Thermodynamic study of a new thermochemical cycle for the hydrogen production powered by different thermal sources

Abstract

The present study aims to investigating and simulating a hydrogen cycle production at low temperatures using thermochemical reactions. The cycle used in this work is based on the dissociation of water molecules depending on a copper-chlorine couple (Cu-Cl). Furthermore, the proposed method uses mainly thermal energy provided by a turbine exhaust. This proposed cycle differs from what is found in the literature. However, most of the thermochemical cycles for hydrogen production work at quite high temperature which is a technical challenge. Therefore, the maximum temperature used in the present cycle is limited to 500 °C. A thermodynamic analysis based on both first and second laws is performed to evaluate the energy, exergy, and efficiency of each reaction and the overall exergetic efficiency of the system.
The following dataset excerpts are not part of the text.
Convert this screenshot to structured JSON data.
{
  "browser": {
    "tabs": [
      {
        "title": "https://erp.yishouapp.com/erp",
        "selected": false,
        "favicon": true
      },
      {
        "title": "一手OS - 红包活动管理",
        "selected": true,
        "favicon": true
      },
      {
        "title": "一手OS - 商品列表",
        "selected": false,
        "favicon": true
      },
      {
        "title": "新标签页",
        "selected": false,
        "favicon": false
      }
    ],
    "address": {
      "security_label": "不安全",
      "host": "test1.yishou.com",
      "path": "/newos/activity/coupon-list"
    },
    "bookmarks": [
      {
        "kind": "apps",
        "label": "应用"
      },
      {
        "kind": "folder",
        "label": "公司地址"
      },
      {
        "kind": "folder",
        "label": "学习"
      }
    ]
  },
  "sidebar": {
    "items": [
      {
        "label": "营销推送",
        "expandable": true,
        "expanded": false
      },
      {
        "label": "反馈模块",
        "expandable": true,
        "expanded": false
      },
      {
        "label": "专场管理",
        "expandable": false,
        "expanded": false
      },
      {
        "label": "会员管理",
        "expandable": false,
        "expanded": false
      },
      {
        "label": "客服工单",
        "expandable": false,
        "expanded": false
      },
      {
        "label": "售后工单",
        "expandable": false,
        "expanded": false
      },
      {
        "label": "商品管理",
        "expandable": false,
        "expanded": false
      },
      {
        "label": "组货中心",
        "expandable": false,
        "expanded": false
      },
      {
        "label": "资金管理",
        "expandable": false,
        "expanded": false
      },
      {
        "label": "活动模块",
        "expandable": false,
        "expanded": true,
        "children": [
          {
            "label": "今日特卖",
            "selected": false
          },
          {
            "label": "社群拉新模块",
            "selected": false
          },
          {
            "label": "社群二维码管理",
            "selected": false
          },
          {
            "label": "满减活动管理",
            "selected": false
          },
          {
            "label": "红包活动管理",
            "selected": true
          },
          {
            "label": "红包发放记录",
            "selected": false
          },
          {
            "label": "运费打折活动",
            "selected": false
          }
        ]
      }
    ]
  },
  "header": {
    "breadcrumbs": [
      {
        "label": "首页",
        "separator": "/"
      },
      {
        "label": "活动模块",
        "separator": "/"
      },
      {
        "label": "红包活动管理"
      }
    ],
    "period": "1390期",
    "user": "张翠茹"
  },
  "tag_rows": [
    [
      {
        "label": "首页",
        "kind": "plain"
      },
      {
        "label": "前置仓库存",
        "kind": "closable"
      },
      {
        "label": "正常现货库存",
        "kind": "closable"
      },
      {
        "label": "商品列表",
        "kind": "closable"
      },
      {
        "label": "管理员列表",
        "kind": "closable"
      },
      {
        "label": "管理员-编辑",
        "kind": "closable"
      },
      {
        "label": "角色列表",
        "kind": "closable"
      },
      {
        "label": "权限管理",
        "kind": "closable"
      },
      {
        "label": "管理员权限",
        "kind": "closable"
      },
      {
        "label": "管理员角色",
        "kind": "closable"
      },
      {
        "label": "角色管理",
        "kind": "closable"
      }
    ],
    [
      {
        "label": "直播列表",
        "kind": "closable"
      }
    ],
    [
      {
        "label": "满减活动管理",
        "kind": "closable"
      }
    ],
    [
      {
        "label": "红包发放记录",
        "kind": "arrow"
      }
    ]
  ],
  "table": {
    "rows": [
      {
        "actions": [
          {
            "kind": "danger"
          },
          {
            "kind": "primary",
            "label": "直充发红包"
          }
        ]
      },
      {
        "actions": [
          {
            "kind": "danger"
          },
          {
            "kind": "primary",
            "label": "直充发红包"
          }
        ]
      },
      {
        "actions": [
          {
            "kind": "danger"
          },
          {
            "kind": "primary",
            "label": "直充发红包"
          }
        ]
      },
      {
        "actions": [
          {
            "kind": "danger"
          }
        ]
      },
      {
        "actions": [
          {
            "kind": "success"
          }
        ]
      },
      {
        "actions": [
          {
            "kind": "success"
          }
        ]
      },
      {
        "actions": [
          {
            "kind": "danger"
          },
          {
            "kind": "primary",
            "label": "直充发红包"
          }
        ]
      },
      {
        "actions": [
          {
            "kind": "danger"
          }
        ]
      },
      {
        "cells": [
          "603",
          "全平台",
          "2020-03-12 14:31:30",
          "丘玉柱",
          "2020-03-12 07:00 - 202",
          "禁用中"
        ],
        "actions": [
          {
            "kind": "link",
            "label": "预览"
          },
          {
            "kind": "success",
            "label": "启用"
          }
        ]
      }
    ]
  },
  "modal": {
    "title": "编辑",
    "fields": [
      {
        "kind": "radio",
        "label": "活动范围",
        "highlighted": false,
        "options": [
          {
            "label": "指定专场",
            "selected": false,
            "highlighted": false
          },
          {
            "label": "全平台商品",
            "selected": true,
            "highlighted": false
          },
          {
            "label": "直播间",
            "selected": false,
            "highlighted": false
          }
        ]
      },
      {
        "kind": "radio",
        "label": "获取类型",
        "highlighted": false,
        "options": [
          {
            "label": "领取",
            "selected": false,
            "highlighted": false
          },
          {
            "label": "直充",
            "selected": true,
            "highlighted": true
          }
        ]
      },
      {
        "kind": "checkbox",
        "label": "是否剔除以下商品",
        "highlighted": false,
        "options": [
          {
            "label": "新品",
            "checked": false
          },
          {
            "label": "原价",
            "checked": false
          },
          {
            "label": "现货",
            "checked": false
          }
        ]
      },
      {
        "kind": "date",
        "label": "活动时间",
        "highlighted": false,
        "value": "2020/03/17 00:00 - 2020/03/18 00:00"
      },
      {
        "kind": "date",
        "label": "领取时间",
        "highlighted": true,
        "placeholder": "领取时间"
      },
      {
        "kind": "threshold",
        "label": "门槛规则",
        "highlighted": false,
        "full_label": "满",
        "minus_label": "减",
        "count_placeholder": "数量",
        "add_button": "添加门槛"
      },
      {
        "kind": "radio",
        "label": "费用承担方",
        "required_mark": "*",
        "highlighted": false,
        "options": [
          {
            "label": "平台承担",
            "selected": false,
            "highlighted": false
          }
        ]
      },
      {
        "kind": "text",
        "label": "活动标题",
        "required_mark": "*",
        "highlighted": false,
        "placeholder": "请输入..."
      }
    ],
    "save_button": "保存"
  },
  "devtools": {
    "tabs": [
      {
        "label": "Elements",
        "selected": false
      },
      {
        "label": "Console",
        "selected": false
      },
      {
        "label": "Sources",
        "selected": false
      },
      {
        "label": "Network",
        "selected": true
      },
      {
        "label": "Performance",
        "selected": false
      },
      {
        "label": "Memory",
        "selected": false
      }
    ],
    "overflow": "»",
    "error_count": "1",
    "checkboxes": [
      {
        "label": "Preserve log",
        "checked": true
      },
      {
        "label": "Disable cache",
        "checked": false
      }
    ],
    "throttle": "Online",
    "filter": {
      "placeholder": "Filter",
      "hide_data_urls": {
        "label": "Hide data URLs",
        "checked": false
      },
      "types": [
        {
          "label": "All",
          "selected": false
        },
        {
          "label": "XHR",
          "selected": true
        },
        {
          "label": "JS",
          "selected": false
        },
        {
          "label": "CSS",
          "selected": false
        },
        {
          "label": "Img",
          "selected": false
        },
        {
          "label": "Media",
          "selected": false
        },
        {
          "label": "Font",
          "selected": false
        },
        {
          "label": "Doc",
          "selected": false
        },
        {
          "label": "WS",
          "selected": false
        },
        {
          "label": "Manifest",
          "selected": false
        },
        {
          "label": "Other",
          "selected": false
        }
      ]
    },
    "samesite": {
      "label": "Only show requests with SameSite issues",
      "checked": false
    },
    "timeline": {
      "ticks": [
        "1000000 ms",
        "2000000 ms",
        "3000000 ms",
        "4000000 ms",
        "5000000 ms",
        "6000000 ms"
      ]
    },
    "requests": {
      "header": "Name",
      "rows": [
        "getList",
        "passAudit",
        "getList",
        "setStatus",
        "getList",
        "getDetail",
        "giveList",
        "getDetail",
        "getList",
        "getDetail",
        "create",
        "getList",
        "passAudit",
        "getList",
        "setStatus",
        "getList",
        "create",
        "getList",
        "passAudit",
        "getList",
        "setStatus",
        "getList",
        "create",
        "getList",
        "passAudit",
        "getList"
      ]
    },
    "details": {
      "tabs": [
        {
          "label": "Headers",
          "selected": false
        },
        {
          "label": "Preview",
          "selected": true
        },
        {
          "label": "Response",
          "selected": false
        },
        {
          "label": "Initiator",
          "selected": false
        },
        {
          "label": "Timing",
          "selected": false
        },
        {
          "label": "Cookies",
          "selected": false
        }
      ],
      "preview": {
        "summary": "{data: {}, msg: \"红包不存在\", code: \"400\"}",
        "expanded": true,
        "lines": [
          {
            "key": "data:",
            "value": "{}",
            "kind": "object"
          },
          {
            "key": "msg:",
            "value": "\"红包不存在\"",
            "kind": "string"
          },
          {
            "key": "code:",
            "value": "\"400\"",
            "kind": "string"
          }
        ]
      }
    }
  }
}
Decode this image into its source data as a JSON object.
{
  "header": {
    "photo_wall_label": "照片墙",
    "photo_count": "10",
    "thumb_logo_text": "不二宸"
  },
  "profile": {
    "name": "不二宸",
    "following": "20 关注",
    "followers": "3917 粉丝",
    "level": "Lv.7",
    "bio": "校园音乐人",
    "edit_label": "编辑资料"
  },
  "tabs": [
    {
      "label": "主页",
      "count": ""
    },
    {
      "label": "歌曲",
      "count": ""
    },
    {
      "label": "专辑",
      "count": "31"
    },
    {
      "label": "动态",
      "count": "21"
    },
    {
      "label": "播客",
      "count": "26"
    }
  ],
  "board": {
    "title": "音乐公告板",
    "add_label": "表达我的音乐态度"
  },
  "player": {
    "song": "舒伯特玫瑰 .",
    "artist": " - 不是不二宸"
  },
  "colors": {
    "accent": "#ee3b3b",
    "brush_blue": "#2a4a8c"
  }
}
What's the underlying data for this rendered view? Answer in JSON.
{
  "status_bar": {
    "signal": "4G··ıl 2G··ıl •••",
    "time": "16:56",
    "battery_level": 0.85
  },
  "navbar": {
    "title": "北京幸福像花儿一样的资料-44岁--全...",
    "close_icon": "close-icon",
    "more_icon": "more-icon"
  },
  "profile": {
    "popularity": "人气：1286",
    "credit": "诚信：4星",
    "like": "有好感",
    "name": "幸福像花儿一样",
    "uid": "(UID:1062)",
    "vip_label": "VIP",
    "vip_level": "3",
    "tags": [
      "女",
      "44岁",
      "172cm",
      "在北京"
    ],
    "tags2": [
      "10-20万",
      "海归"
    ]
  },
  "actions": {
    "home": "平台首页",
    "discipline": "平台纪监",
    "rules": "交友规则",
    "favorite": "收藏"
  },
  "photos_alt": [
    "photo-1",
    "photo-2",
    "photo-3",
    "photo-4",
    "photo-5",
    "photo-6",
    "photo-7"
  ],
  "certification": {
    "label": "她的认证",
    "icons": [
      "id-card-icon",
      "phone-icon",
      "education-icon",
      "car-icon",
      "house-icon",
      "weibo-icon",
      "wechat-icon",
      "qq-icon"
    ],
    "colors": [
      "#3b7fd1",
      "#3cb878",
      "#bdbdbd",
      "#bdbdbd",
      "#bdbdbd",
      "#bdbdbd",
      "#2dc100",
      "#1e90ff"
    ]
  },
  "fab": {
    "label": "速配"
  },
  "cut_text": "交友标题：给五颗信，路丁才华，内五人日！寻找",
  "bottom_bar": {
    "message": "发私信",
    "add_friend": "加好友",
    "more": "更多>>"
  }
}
Furthermore, a parametric study is conducted to figure out the impact of the surrounding temperatures on the overall exergetic efficiency using the energy simulation software EES. The results show that the cycle can achieve an exergy efficiency of 30.5%. the quantity of hydrogen and oxygen produced from this cycle was calculated for this cycle after connecting the hydrogen production unit with a thermal power plant producing electricity with gas turbines at Hassi R'mel. Keywords Hydrogen production; thermochemical process; Copper-Chlorine cycle; water dissociate; exergy and energy analyses.